奈義町の怨念桜
怨念桜とは
奈義町の陸上自衛隊日本原演習場に呪いの桜、怨念桜と呼ばれる桜があります。
この桜には禍々しい言い伝えがあります。
かつてこの地で大根を洗っている農家がありました。
そこを通りがかった僧侶が大根を分けてもらうように頼んだ所、家の下男は土がついたままの大根を渡しました。
僧侶が「この辺りでは泥がついたままの大根を食べるのか」と不平を述べた所、下男は怒って僧侶を殺してしまいました。
その場には供養の為に墓石が置かれましたが、この石に触れると祟りがあると言われ、恐れられていました。

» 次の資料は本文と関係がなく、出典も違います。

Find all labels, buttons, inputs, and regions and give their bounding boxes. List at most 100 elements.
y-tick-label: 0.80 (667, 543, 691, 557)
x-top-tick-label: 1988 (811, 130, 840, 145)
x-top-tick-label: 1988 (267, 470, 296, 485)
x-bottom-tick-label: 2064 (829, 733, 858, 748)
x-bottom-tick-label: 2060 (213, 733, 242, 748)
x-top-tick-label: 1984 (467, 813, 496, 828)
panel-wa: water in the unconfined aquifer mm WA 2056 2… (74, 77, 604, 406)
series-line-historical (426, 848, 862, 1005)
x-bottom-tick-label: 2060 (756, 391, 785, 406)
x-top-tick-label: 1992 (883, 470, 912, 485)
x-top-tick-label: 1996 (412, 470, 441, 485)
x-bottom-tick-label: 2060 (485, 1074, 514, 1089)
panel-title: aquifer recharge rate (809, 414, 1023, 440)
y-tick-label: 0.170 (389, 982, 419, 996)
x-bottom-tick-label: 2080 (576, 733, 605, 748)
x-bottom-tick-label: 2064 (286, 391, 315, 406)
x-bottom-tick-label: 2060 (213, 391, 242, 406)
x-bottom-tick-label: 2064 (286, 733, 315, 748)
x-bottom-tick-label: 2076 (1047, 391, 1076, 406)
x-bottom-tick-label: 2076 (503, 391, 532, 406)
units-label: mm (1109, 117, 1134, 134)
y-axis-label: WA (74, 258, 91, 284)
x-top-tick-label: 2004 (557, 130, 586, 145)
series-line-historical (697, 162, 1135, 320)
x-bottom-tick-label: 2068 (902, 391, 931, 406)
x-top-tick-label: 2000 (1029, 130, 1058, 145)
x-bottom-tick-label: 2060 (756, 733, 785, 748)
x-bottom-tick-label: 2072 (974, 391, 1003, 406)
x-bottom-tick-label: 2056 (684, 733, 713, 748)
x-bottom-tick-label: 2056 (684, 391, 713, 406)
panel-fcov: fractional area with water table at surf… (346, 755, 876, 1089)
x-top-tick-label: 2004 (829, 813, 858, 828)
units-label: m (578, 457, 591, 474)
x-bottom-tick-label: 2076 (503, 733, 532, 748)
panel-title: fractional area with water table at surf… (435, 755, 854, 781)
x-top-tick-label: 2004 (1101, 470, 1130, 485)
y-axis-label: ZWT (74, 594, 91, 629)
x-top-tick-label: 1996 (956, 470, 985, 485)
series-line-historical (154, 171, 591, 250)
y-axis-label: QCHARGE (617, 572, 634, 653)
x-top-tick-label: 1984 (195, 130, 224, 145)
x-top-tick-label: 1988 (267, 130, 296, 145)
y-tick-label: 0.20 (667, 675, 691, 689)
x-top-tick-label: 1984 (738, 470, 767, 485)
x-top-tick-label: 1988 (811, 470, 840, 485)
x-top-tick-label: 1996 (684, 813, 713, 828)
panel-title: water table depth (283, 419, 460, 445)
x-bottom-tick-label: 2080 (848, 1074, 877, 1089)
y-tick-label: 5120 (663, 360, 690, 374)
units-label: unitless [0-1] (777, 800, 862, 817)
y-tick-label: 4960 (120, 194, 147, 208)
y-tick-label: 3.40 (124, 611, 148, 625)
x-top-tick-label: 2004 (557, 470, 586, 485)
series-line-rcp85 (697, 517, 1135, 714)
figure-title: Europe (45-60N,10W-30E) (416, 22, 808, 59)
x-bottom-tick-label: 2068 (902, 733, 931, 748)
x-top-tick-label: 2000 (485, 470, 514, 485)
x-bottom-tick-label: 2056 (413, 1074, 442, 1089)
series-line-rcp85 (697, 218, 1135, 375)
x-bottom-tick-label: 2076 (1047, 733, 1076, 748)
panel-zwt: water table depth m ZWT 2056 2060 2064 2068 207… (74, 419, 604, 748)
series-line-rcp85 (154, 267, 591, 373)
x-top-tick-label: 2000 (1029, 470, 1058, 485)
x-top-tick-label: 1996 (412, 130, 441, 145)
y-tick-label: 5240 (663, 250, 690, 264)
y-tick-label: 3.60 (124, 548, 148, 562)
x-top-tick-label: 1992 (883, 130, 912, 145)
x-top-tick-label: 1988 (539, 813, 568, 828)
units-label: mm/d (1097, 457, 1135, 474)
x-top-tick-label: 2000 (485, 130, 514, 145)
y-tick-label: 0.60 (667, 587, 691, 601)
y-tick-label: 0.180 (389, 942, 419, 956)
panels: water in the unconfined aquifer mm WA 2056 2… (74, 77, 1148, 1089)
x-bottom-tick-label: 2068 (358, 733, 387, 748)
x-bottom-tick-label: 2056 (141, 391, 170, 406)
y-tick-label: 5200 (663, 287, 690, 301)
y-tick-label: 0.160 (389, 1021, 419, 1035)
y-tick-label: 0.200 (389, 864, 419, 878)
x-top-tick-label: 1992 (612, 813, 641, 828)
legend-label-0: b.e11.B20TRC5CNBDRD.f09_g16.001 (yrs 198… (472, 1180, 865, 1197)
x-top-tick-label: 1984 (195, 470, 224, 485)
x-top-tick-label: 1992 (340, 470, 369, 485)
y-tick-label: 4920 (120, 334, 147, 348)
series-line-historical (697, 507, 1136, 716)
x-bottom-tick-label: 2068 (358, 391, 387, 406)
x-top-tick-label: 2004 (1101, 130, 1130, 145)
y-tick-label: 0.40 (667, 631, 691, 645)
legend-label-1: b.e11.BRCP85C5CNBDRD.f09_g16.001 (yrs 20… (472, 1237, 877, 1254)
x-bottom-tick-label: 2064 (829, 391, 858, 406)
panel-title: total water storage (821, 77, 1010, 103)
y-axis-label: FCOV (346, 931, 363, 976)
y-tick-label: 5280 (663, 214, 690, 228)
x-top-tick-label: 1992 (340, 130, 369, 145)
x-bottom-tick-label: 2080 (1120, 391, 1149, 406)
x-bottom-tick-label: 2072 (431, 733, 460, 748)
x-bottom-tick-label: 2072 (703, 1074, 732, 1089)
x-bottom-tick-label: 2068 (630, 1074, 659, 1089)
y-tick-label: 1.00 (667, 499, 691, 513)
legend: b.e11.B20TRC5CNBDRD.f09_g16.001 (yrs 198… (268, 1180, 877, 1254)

現在、墓石は残されていませんが、同じ場所に桜の木が生えました。
そしてこの桜は墓石と同じように、切り倒そうとするとなにか悪いことが起こると伝えられています。
弘法大師の伝説…
この怪談話を聞いて弘法大師を思い出した人は多いのではないでしょうか。
怨念桜に出てくる土のついた大根のエピソードは弘法大師空海の偉大さを伝えるエピソードとして残されています。
大まかな部分は同じで、空海が農家に大根を所望すると土のついた大根を渡されて憤慨します。
地域によってはその事で農家の人に怒られて石を投げられて負傷するという内容が伝わっていますが、空海が死ぬことは有りません。
空海は土がついたまま大根を食べるなら川は要らないだろうと、川を干上がらせてしまった…というように続きます。全国の水無川によく伝わる民話です。
奈義の怨念桜はこの伝承がどこかで変化したのではないでしょうか。